La porte-parole de la diplomatie russe, Maria Zakharova.

La porte-parole de la diplomatie russe, Maria Zakharova. - Yuri KADOBNOV / AFP

Mercredi, la Russie a dénoncé les accusations de Washington affirmant qu'elle viole le traité sur les armes nucléaires de portée intermédiaire (INF).

Moscou a dénoncé mercredi les accusations "sans fondement" de Washington, qui affirme que la Russie viole un traité de 1987 sur les armes nucléaires de portée intermédiaire (INF) et menace en retour de ne plus le respecter.

"Des accusations sans fondement sont répétées", a déclaré la porte-parole de la diplomatie russe, Maria Zakharova alors que Washington a donné mardi 60 jours à la Russie pour se conformer à ce traité, faute de quoi les Etats-Unis se retireront de l'accord.

"Aucune preuve qui soutiendrait les accusations américaines n'a été apportée", a poursuivi Maria Zakharova lors d'un briefing, décrivant le traité INF comme un "point clef de la stabilité et de la sécurité stratégique internationale".

Risques importants pour la sécurité euro-atlantique

Mardi soir, le secrétaire d'Etat américain Mike Pompeo a annoncé, à l'issue d'une réunion avec ses homologues de l'Otan, que "nous suspendrons nos obligations dans 60 jours, à moins que la Russie ne respecte ses obligations de manière vérifiable".

L'Otan a ensuite adopté une déclaration dans laquelle elle accuse Moscou d'avoir violé le traité et de faire peser des risques importants sur la sécurité euro-atlantique.

"Nous appelons la Russie à revenir sans délai à un respect total et vérifiable. Il appartient à présent à la Russie de préserver le traité INF", est-il indiqué dans la déclaration.

Le délai de 60 jours correspond à la prochaine réunion des ministres de la Défense de l'Otan les 14 et 15 février 2019.

Conséquences dangereuses

Donald Trump avait annoncé fin octobre le retrait des Etats-Unis du traité sur les armes nucléaires de portée intermédiaire (INF), bannissant les missiles nucléaires d'une portée allant de 500 à 5.000 kilomètres, conclu avec la Russie en 1987.

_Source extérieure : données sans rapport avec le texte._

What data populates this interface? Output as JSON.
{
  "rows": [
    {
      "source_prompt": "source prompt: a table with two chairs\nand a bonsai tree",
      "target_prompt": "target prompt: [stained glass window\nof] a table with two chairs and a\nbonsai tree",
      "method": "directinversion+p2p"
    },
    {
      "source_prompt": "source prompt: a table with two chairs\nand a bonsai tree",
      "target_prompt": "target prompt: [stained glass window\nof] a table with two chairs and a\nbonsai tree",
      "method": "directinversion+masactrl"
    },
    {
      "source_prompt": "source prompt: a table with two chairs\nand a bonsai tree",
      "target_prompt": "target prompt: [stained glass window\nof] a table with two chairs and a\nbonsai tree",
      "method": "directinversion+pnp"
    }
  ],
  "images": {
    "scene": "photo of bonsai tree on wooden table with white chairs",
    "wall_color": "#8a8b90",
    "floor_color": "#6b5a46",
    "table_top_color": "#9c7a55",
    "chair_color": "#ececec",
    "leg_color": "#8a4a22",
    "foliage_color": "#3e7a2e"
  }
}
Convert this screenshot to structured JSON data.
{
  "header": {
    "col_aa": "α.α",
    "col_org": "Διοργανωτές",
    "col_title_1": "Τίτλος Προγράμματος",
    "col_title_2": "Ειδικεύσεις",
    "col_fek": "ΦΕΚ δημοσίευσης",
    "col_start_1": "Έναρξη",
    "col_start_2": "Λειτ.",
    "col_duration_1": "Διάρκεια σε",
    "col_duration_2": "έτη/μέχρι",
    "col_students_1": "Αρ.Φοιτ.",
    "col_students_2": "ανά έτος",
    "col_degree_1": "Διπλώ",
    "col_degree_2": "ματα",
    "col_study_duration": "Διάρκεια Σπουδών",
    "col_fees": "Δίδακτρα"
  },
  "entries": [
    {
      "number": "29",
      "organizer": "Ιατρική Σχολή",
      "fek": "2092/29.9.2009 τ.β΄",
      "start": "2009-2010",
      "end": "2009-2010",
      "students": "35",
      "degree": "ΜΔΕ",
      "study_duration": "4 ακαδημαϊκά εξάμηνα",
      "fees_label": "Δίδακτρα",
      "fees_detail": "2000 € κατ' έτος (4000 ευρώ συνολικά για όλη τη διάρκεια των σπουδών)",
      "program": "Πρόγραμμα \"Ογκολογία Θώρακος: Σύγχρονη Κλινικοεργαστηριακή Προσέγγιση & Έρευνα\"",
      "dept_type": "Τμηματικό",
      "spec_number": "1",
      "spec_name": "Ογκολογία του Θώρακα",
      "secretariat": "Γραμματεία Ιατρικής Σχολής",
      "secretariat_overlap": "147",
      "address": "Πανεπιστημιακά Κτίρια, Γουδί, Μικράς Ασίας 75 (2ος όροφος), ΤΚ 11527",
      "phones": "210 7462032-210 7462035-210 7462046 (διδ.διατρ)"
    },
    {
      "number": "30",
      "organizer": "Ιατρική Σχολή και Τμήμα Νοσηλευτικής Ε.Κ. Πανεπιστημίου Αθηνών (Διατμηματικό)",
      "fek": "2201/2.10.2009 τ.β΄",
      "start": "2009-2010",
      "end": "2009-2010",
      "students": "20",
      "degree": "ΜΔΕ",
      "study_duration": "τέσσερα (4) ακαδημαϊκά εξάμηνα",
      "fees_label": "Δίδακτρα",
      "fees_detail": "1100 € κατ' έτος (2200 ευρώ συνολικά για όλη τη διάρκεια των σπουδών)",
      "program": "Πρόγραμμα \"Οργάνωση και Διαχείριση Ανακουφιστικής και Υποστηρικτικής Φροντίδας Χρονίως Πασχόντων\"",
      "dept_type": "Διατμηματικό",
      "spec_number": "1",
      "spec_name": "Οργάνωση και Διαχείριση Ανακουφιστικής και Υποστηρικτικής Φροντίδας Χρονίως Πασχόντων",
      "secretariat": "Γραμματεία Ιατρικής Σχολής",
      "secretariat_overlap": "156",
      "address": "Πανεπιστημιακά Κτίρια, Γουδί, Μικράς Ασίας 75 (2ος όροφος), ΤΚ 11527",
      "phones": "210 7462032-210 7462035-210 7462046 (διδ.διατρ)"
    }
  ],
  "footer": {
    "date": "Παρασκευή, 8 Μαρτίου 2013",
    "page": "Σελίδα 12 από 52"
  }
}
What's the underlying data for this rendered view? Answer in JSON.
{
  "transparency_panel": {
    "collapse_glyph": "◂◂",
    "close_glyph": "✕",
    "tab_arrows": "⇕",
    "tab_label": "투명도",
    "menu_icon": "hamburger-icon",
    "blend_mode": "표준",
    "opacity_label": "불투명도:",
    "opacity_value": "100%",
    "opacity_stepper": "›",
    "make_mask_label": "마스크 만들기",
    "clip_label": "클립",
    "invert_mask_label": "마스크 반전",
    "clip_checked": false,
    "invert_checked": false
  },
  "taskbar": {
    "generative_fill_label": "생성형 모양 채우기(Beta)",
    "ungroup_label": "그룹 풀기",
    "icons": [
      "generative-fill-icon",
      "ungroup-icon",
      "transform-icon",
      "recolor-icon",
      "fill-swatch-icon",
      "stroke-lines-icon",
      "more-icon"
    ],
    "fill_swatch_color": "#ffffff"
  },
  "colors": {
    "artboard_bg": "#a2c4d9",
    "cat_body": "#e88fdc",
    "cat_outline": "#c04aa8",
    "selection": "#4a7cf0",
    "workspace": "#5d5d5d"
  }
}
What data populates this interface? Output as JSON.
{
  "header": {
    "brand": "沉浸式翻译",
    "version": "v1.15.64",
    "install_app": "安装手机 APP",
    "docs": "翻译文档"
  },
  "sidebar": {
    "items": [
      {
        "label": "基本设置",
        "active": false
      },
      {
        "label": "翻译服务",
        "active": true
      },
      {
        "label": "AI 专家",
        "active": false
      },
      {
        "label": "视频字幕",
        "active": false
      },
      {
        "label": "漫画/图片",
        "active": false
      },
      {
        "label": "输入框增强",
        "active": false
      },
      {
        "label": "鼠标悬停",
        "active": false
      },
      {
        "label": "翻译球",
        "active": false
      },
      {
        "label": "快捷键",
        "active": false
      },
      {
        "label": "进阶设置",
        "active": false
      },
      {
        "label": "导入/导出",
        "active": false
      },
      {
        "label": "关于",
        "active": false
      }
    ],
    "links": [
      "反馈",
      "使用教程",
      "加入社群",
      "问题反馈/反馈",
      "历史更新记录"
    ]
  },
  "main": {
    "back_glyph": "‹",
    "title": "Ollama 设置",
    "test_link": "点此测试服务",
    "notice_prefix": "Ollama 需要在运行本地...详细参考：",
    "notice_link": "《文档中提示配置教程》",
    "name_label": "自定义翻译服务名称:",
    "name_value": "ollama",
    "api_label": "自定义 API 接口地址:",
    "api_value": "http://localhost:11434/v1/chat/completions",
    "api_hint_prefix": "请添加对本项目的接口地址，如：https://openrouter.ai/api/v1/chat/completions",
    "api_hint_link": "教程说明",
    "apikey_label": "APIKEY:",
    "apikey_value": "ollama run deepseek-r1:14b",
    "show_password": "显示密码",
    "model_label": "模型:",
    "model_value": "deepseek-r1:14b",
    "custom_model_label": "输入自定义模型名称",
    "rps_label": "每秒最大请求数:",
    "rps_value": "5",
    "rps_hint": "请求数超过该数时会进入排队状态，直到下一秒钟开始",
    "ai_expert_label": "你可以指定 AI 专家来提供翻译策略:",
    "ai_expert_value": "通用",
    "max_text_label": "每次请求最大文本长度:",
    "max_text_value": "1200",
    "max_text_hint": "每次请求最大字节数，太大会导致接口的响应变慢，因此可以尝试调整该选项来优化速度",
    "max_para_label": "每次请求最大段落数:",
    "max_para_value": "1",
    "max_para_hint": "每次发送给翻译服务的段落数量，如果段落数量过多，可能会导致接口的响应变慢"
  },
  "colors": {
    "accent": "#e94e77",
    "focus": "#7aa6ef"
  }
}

Vladimir Poutine avait immédiatement averti qu'un tel retrait pourrait avoir des conséquences dangereuses. "Si tous ces accords sont démantelés (...) Il ne restera rien à part la course aux armements", a-t-il mis en garde.

Washington se plaint du déploiement par Moscou du système de missiles 9M729, dont la portée selon Washington dépasse les 500 km, ce qui constituerait une violation du traité INF de 1987.

Ce traité, en abolissant l'usage de toute une série de missiles, avait mis un terme à la crise déclenchée dans les années 1980 par le déploiement des SS-20 soviétiques à têtes nucléaires ciblant les capitales occidentales.